Zhao Qi, Stettner Arion I, Reznik Ed, Paschalidis Ioannis Ch, Segrè Daniel
Department of Electrical and Computer Engineering, and Division of Systems Engineering, Boston University, Boston, MA, 02215, USA.
Department of Biomedical Engineering, Boston University, Boston, MA, 02215, USA.
Genome Biol. 2016 May 23;17(1):109. doi: 10.1186/s13059-016-0968-2.

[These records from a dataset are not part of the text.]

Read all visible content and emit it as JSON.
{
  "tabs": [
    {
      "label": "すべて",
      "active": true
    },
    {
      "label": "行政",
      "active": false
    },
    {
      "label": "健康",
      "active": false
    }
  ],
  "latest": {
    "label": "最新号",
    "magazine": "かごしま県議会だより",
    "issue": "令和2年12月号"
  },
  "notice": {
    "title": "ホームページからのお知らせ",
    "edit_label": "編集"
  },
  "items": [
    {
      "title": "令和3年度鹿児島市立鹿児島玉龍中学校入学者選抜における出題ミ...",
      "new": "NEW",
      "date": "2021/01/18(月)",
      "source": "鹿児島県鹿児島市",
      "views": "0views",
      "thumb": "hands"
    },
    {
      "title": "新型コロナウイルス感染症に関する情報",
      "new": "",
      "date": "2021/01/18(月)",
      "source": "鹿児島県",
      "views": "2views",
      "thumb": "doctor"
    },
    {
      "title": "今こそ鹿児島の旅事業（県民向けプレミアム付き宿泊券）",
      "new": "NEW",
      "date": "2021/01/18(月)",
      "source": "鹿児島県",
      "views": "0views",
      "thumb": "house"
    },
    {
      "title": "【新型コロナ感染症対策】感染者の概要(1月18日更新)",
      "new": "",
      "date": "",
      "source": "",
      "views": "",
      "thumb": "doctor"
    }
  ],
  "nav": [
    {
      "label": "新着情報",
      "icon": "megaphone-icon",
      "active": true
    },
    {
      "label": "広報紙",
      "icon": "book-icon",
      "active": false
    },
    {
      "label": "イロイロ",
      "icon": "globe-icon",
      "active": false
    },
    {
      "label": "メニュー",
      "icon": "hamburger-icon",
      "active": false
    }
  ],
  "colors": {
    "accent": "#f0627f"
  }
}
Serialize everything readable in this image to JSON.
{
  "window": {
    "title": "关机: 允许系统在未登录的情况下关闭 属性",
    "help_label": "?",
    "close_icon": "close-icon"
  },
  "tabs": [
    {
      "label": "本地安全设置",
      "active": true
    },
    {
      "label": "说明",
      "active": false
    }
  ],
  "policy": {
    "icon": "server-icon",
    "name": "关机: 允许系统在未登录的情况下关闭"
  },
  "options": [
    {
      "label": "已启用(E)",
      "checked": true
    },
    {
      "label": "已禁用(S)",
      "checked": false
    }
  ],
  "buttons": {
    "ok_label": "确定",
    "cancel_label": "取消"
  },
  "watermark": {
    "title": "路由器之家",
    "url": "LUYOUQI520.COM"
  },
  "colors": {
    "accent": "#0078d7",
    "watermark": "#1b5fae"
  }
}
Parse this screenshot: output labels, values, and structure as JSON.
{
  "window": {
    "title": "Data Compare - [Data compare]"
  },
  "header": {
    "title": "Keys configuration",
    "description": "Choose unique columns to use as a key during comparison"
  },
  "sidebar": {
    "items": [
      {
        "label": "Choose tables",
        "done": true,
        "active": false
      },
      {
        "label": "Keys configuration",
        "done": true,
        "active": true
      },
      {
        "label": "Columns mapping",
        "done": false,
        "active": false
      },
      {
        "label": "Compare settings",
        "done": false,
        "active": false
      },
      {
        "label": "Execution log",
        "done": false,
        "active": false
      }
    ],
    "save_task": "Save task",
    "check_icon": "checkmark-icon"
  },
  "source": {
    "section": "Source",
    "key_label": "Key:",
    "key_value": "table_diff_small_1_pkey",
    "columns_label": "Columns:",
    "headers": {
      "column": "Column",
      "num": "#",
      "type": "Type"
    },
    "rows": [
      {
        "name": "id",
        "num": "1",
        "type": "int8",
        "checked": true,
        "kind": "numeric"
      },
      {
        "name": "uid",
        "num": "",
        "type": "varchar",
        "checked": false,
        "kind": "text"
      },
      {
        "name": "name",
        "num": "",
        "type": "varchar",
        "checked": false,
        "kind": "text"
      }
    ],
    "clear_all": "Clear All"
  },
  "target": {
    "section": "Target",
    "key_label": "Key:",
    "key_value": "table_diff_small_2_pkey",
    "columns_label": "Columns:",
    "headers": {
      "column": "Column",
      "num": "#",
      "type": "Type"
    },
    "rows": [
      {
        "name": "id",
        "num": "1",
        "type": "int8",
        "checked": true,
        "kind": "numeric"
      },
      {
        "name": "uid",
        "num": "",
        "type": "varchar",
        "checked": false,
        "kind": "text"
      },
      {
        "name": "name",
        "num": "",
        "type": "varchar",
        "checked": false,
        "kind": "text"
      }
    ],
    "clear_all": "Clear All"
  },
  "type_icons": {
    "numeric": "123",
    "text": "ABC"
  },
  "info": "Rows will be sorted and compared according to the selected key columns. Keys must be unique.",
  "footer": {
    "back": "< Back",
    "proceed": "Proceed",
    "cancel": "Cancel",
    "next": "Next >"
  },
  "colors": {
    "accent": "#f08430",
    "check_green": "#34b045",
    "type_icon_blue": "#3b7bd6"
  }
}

Genome-scale flux balance models of metabolism provide testable predictions of all metabolic rates in an organism, by assuming that the cell is optimizing a metabolic goal known as the objective function. We introduce an efficient inverse flux balance analysis (invFBA) approach, based on linear programming duality, to characterize the space of possible objective functions compatible with measured fluxes. After testing our algorithm on simulated E. coli data and time-dependent S. oneidensis fluxes inferred from gene expression, we apply our inverse approach to flux measurements in long-term evolved E. coli strains, revealing objective functions that provide insight into metabolic adaptation trajectories.
代谢的基因组规模通量平衡模型通过假设细胞正在优化一个被称为目标函数的代谢目标,来提供对生物体中所有代谢率的可测试预测。我们基于线性规划对偶性引入了一种高效的逆通量平衡分析(invFBA)方法,以表征与测量通量兼容的可能目标函数的空间。在对模拟的大肠杆菌数据和从基因表达推断出的随时间变化的嗜水栖热袍菌通量进行算法测试后,我们将逆方法应用于长期进化的大肠杆菌菌株的通量测量,揭示了能够深入了解代谢适应轨迹的目标函数。